I’ve used this to create maps of normalized document ids from two different collections to de-dup,
Where the ids SHOULD be uniq within a collection, but actually aren’t, or are missing. 

https://www.w3.org/TR/xpath-functions-31/#func-map-merge

( Next step was to split the uniq and non-uniq ones to handle separately. ) 

declare variable $OAI := map:merge( for $d in $ORG_OAI 
  return map:entry( local:normalize( local:unitid($d )), $d ), map{'duplicates':'combine'}); 
declare variable $VH := map:merge( for $d in $ORG_VH
  return map:entry( local:normalize( local:unitid($d )), $d ), map{'duplicates':'combine'});


However, after discussion on this list about SQL join equivalents, I discovered I could do something almost equivalent with a for/join, and that full text search tokenization gives me a similar way of normalizing IDs: 


for $VH in collection( $R($ORG)('vh'))/ead/archdesc/did/unitid, 
                $OAI in collection( $R($ORG)('oai'))/ead/archdesc/did/unitid[ . contains text  {string($VH)}]
       order by $VH


I think the map version may be a bit faster, but I haven’t actually measured 
And they are doing things a bit differently, as I’m not removing the internal duplicates,
But using the order by to group multiple matches together to make it visible in the report. 

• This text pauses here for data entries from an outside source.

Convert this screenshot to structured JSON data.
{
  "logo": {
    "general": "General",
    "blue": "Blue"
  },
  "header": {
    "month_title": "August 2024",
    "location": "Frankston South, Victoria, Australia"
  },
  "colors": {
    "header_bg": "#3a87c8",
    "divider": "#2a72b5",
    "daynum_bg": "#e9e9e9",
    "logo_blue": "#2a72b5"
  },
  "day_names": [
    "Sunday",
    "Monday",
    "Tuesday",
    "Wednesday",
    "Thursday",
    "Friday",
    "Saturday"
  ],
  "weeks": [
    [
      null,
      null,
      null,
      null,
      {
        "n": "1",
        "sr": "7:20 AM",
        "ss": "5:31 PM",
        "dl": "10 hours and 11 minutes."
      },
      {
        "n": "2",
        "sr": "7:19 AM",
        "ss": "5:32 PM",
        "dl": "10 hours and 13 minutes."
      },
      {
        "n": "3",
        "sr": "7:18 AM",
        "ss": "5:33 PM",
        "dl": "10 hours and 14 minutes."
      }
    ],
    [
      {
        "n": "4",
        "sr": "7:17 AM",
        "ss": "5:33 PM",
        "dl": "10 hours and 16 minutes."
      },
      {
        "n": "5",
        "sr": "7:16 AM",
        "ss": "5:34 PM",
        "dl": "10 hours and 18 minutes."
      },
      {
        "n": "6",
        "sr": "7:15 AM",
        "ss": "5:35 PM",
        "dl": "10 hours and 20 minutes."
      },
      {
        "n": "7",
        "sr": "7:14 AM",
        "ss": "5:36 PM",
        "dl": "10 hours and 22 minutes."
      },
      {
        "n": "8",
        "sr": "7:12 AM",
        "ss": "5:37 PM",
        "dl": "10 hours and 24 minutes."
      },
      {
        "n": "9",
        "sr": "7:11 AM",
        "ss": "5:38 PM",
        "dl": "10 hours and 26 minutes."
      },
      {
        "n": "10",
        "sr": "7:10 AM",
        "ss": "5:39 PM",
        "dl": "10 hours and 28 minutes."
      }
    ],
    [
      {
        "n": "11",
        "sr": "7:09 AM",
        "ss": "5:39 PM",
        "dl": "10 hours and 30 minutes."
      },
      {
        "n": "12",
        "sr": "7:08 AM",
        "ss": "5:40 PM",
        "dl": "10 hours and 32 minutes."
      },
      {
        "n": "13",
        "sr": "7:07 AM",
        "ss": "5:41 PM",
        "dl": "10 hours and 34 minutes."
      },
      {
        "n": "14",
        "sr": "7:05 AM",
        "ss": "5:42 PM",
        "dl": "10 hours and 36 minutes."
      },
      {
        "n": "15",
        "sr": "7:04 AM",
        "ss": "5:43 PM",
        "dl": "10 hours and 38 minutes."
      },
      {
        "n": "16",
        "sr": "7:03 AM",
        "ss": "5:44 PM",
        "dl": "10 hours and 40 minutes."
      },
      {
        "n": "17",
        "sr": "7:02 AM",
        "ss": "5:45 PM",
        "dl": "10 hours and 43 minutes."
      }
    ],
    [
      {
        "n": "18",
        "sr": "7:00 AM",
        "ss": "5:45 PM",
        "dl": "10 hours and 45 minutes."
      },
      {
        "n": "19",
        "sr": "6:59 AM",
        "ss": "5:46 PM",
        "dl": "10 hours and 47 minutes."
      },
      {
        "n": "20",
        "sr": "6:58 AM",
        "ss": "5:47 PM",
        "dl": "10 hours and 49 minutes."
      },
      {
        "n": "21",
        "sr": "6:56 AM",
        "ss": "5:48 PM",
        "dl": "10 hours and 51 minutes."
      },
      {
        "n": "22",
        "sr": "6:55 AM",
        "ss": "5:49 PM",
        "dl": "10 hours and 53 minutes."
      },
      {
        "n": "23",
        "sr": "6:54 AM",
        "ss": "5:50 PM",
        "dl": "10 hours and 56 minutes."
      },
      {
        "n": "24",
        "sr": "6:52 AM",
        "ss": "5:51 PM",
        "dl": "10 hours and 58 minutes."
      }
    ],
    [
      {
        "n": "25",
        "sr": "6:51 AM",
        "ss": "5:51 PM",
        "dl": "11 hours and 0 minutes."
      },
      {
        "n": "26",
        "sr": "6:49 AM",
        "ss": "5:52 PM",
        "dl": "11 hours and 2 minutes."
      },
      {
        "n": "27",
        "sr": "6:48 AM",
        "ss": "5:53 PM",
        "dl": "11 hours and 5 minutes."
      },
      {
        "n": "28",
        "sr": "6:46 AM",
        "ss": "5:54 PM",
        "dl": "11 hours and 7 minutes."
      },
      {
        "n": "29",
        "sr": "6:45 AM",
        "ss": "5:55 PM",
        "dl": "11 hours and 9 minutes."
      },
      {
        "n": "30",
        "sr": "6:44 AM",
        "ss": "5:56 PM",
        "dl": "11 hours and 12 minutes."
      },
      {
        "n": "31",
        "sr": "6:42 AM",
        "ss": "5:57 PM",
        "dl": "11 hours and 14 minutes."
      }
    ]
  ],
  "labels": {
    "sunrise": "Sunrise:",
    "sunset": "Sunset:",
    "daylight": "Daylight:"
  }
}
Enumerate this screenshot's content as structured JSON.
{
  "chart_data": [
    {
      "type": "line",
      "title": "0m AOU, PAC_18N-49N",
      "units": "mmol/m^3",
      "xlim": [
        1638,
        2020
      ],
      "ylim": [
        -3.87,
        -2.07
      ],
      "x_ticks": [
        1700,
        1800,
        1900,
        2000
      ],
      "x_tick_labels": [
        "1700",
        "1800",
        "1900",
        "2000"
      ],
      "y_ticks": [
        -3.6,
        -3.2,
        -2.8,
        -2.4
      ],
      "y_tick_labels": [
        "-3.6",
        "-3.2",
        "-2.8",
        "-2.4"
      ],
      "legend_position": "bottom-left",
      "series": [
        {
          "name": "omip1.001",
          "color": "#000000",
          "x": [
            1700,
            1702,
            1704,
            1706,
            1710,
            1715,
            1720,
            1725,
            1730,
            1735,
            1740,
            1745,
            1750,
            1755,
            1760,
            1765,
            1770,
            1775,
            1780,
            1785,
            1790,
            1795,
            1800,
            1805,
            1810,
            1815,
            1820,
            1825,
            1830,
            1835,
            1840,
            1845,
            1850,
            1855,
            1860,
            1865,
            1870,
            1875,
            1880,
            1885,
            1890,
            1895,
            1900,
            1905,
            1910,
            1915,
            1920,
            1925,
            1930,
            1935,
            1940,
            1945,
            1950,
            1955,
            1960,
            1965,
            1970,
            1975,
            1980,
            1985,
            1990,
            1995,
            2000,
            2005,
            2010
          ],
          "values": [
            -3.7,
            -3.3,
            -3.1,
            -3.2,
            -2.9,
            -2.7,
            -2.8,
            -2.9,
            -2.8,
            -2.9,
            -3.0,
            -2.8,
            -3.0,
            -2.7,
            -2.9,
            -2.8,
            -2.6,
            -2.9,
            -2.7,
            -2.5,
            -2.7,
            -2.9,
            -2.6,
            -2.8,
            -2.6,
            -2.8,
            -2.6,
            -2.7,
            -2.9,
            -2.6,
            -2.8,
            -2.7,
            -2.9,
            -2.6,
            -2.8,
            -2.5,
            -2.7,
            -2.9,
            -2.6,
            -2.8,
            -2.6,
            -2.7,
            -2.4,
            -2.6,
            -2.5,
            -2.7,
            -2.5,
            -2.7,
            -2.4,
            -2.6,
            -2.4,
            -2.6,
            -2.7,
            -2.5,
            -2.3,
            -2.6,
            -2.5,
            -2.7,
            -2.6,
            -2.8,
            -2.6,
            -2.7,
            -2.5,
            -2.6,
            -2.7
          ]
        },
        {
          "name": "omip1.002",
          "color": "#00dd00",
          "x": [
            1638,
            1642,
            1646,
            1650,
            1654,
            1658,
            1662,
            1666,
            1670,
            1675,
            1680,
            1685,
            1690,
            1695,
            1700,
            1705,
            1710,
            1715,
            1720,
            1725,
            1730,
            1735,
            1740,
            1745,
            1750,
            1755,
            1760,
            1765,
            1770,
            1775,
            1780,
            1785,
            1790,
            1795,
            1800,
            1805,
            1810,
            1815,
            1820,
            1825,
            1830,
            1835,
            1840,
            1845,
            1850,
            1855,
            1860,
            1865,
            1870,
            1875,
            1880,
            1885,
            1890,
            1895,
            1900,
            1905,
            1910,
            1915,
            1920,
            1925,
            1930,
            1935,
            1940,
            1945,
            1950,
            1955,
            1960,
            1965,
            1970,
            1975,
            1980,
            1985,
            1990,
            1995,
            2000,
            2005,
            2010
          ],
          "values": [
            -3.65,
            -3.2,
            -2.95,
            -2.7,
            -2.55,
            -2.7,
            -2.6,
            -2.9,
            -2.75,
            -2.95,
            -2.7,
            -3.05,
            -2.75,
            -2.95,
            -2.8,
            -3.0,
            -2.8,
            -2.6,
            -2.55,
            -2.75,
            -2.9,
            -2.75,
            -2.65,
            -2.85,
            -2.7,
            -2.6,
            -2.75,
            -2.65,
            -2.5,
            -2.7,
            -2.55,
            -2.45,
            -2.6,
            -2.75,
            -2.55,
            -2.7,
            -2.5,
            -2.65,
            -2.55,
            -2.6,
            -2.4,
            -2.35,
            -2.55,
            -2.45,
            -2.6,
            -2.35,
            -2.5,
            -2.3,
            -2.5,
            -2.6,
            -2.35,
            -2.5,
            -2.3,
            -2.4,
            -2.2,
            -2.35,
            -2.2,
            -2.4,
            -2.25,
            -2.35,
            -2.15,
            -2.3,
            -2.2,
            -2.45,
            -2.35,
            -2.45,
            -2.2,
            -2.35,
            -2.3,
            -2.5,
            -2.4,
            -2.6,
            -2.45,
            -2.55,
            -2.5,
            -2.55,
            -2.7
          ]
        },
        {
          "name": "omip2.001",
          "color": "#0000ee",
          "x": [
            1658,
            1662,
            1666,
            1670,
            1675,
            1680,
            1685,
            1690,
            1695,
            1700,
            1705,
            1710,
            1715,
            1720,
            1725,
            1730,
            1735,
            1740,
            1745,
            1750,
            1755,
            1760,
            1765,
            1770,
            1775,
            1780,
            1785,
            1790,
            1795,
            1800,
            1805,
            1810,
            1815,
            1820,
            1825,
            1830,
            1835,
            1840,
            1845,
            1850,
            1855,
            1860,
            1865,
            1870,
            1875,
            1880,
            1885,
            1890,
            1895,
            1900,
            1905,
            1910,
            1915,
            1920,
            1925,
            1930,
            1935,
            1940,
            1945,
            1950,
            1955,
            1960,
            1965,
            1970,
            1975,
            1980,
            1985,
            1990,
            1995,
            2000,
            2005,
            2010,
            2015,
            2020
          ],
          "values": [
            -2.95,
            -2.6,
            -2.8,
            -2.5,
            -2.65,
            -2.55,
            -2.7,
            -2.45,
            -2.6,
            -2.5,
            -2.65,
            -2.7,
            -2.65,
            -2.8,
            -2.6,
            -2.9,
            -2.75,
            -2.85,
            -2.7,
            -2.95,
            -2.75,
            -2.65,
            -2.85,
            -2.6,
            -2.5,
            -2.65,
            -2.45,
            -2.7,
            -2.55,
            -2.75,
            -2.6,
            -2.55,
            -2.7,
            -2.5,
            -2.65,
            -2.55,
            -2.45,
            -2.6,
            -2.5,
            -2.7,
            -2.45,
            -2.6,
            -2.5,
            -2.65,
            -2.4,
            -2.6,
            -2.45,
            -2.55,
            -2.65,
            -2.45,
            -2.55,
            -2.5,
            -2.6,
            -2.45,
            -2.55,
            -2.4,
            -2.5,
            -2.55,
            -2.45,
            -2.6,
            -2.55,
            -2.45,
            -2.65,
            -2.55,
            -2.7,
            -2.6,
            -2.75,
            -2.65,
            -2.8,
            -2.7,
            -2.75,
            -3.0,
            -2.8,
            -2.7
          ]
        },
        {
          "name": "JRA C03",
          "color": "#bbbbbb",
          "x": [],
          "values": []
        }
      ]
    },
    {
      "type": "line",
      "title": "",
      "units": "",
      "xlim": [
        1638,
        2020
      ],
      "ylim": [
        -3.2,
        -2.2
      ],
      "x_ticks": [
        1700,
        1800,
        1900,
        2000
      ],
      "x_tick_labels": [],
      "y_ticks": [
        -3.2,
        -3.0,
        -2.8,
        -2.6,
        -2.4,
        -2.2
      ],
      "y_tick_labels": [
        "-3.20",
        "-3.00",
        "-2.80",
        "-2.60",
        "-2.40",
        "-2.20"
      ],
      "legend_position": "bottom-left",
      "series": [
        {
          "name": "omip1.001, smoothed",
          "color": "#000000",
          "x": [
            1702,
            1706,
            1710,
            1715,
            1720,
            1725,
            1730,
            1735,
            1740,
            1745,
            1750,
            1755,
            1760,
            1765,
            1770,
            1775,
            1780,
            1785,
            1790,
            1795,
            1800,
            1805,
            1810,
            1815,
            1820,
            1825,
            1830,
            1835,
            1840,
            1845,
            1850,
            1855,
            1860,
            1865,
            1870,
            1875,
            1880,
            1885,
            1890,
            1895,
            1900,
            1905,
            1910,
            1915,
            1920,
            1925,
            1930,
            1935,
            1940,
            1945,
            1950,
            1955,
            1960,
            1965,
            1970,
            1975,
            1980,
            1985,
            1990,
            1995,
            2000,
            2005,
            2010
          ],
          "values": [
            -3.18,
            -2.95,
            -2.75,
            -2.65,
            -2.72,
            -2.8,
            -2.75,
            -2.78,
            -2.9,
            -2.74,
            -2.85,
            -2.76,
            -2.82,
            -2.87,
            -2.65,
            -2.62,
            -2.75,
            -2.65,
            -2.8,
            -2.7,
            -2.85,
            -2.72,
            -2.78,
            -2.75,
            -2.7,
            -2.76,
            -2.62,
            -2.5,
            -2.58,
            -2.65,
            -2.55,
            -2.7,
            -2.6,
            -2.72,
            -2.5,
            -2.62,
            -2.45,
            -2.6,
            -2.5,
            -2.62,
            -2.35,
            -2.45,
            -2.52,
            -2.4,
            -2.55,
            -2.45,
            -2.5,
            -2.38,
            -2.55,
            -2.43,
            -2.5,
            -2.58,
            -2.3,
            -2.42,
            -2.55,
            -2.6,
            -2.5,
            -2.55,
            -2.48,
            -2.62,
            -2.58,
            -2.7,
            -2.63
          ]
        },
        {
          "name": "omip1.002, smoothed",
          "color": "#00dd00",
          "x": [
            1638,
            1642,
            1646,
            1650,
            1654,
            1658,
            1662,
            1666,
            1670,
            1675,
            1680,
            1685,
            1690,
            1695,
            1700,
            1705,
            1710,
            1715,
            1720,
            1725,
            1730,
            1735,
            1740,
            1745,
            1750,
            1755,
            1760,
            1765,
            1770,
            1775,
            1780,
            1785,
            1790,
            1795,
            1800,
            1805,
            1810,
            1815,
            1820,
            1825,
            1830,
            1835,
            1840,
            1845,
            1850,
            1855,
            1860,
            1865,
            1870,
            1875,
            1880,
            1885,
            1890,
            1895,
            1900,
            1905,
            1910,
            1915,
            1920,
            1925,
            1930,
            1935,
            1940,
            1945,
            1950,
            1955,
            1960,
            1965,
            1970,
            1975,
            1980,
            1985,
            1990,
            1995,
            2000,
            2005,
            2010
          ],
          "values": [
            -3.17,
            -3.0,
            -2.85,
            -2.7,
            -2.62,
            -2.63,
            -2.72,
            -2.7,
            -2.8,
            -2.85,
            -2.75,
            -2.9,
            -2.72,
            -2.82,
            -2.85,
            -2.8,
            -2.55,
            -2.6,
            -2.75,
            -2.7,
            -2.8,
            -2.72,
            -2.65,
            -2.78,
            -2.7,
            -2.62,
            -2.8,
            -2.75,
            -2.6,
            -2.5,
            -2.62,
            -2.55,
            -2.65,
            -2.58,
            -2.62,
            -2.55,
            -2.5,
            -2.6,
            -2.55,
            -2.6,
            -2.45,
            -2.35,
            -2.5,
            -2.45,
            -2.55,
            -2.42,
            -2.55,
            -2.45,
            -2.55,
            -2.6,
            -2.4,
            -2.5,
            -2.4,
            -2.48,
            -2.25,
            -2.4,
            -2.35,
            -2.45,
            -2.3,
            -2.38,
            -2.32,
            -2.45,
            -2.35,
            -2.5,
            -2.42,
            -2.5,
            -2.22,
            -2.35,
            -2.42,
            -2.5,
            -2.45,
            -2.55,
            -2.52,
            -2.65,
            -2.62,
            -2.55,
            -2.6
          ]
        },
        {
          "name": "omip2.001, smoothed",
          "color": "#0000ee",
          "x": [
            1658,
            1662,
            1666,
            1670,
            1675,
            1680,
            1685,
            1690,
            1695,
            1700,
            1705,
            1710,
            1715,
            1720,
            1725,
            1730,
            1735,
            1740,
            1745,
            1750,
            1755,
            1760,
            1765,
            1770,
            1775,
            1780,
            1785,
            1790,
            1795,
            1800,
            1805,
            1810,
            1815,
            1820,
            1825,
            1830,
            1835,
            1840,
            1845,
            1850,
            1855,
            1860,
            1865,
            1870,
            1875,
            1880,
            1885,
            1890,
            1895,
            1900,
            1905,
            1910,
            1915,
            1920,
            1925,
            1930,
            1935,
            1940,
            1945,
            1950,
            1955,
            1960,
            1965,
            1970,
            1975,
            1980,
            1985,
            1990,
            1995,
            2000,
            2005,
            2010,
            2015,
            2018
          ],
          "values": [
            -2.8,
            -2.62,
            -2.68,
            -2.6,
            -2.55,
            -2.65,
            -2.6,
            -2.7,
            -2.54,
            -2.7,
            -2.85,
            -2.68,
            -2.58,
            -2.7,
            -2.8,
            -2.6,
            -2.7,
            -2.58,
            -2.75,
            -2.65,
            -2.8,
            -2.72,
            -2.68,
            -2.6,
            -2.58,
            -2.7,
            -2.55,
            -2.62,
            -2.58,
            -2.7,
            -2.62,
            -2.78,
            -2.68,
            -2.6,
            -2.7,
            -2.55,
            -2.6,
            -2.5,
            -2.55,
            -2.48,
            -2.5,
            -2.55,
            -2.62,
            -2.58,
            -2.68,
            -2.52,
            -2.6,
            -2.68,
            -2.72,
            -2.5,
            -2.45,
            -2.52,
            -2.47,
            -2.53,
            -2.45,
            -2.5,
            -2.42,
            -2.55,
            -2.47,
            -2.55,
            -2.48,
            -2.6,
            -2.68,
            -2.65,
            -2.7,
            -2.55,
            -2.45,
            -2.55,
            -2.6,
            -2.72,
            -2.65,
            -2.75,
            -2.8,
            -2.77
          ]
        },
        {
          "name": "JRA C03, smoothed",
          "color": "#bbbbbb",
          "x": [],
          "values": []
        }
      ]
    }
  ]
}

I would also note that dealing with messy data, often with hidden encoding errors in documents,
Is the reason I was asking in a previous thread about using the result of one script as context 
for other queries. Sometimes this ends up being a rather exploratory process, so that has come
in very handy. 

— Steve M.


On May 25, 2022, at 12:13 PM, Hans-Juergen Rennau <hrennau@yahoo.de> wrote:

Hi Markus,

although I do not quite understand your description (why should I care for the representation of the map I construct?), it may be that one piece of information is useful to you, as it is not obvious from the spec: it's about how to construct a map dynamically, that is, 

(1) when the keys are not known beforehand, 
(2) and/or when the entry values are assigned in "iterations" of a FLWOR expression

(Especially (2) might be what puzzles you.)

(1) and (2) can't be accomplished when using the map constructor expression, like this: basex "map{'x':1, 'y': false()}" 

The trick consists of using a combination of the functions map:merge() [1] and map:entry() [2].

So summarize, the code constructing the map entries is the argument of function map:merge().This code may for example be (most often is) a FLWOR expression. In this code, each entry is constructed by a call of function map:entry(). For a tiny example see below.

Kind regards,
Hans-Jürgen

PS: Tiny example demonstrating the construction of maps via map:merge() & map:entry().

(: Creates a map with one entry for each element name
   encountered in the input document. The entry value
   is the number of elements with that name. As the
   map keys are not known in advance, map:merge() is
   used.
 :)
map:merge(
    for $elem in //*
    group by $name := $elem/local-name(.)
    return map:entry($name, count($elem))
)







Am Mittwoch, 25. Mai 2022, 16:59:48 MESZ hat Markus Elfring <markus.elfring@web.de> Folgendes geschrieben:


Hello,

I would like to construct a map structure based on a dynamic selection by
the means of a FLWOR expression.

The keys and associated values should be presented as a CSV-like file by
a subsequent data processing step.

Can it become easier to find existing XQuery script examples for such an use case?